Telle qu’elle fut originellement conçue par Monge, Carnot, Prieur et leurs proches collaborateurs, l’École polytechnique vécut moins de dix ans, malgré les âpres efforts qui furent déployés pour la sauvegarder. Les opérations hostiles à cette institution commencèrent dès 1795, une année seulement après sa création. La Convention tenta à plusieurs reprises de « purger » de l’École les éléments prétendument « anticiviques » et antirépublicains, accusés de se livrer à des activités pro-royalistes en dehors des murs de l’École. Il s’est sûrement trouvé un certain nombre de polytechniciens pour prendre part aux « chasses aux Jacobins » et autres agissements des gangs de Muscadins mais une telle « purge » n’aurait pas manqué d’être des plus préjudiciables au fonctionnement de l’École, et c’était bien là l’effet escompté. Sous le Directoire, sommé une nouvelle fois de procéder à la répression des prétendus activistes, le conseil de l’École refusa tout net de s’exécuter, conscient que la manœuvre était avant tout dirigée contre l’École toute entière. Par ailleurs, le Comité des fortifications, avec l’aide du Ministre de l’intérieur Baraillon, tenta maintes fois de trouver des prétextes justifiant des mesures répressives à l’encontre de l’École, arguant que celle-ci était trop « privilégiée » par rapport aux autres écoles d’ingénieurs et appelant à sa réorganisation sur un modèle militaire - réorganisation que Napoléon allait imposer en 1804. Plus insidieuse mais non moins dangereuse fut la subversion qui s’exerçât de l’intérieur de la part des réductionnistes tels Laplace, le mathématicien, qui réclamait une orientation plus « théorique » des études accusées d’accorder trop de place aux activités pratiques et concrètes !

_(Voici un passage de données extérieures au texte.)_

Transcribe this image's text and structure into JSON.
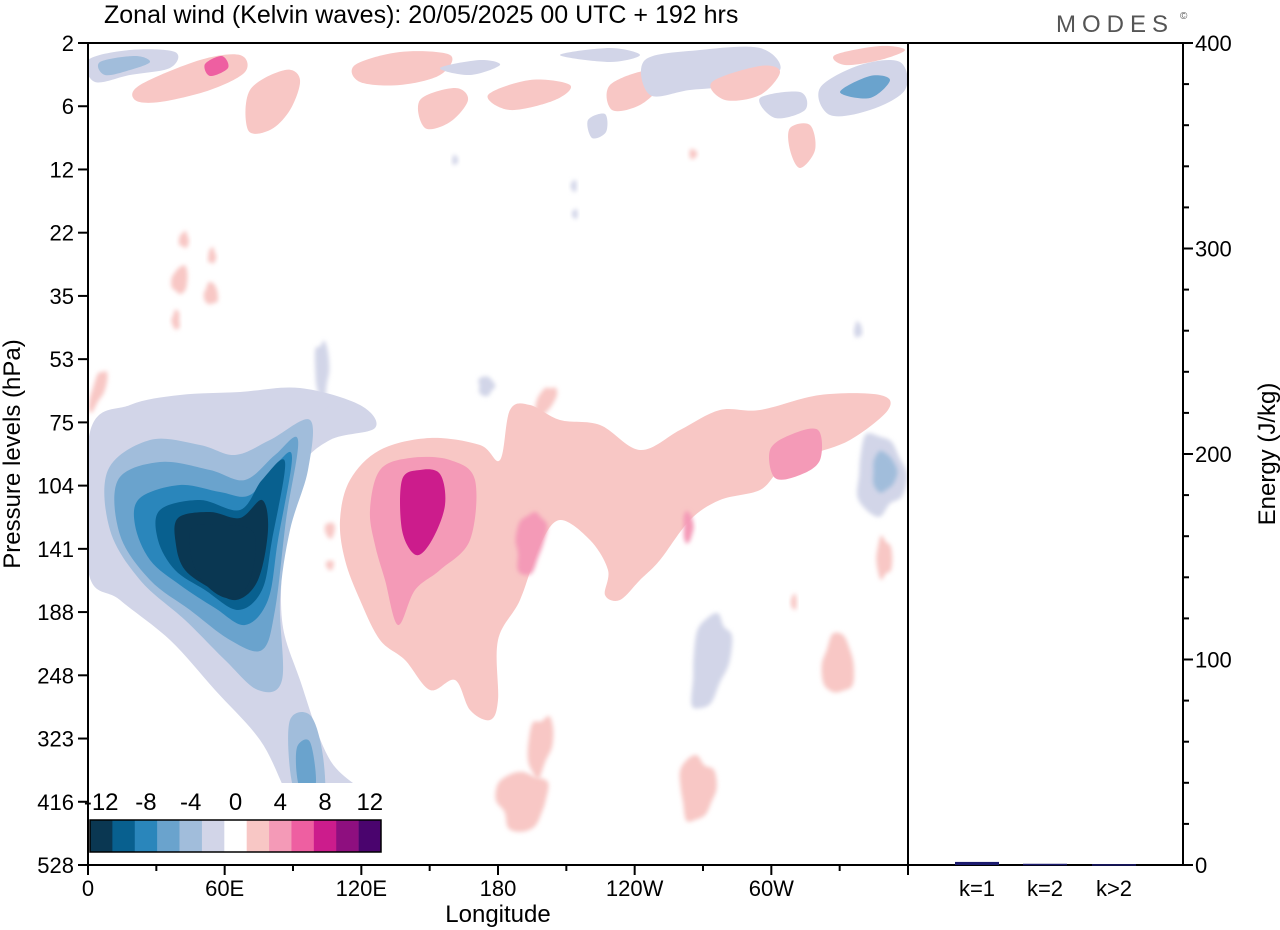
{
  "header": {
    "title": "Zonal wind (Kelvin waves):  20/05/2025  00 UTC  + 192 hrs",
    "brand": "MODES",
    "brand_mark": "©"
  },
  "colors": {
    "neg": [
      "#0a3752",
      "#08608f",
      "#2a86bb",
      "#6aa3cd",
      "#a1bddb",
      "#d2d5e8"
    ],
    "zero": "#ffffff",
    "pos": [
      "#f8c7c5",
      "#f49ab7",
      "#ee5fa1",
      "#cc1c8c",
      "#8e0f7f",
      "#4a046e"
    ],
    "bar": "#1b1a6e",
    "axis": "#000000"
  },
  "chart_data": [
    {
      "type": "heatmap",
      "variable": "Zonal wind (Kelvin waves)",
      "xlabel": "Longitude",
      "ylabel": "Pressure levels (hPa)",
      "x_ticks": [
        "0",
        "60E",
        "120E",
        "180",
        "120W",
        "60W"
      ],
      "y_ticks": [
        "2",
        "6",
        "12",
        "22",
        "35",
        "53",
        "75",
        "104",
        "141",
        "188",
        "248",
        "323",
        "416",
        "528"
      ],
      "colorbar": {
        "labels": [
          "-12",
          "-8",
          "-4",
          "0",
          "4",
          "8",
          "12"
        ],
        "levels": [
          -14,
          -12,
          -10,
          -8,
          -6,
          -4,
          -2,
          2,
          4,
          6,
          8,
          10,
          12,
          14
        ]
      },
      "features": [
        {
          "value": -14,
          "lon": 59,
          "level": 141
        },
        {
          "value": -6,
          "lon": 96,
          "level": 416
        },
        {
          "value": 9,
          "lon": 143,
          "level": 122
        },
        {
          "value": 6,
          "lon": 195,
          "level": 141
        },
        {
          "value": 6,
          "lon": 308,
          "level": 96
        },
        {
          "value": 4,
          "lon": 200,
          "level": 416
        },
        {
          "value": -2,
          "lon": 345,
          "level": 100
        }
      ]
    },
    {
      "type": "bar",
      "ylabel": "Energy (J/kg)",
      "categories": [
        "k=1",
        "k=2",
        "k>2"
      ],
      "values": [
        1.5,
        0.6,
        0.4
      ],
      "ylim": [
        0,
        400
      ],
      "y_ticks": [
        "0",
        "100",
        "200",
        "300",
        "400"
      ]
    }
  ]
}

Malgré toute l’affection qu’il avait pour Napoléon, Monge combattit avec acharnement la dénaturation que celui-ci fit subir à l’École polytechnique. La décision de Napoléon d’en revenir au système de l’Ancien régime en ne recrutant à l’École que des élèves originaires de familles riches fut particulièrement pénible pour un Monge qui, depuis son retour d’Egypte en 1799, avait été jusqu’à donner son salaire de professeur et sa pension de retraite pour aider les élèves les plus déshérités. Les fonds publics alloués à l’École avaient déjà été drastiquement réduits en 1799, malgré l’opposition virulente de Prieur.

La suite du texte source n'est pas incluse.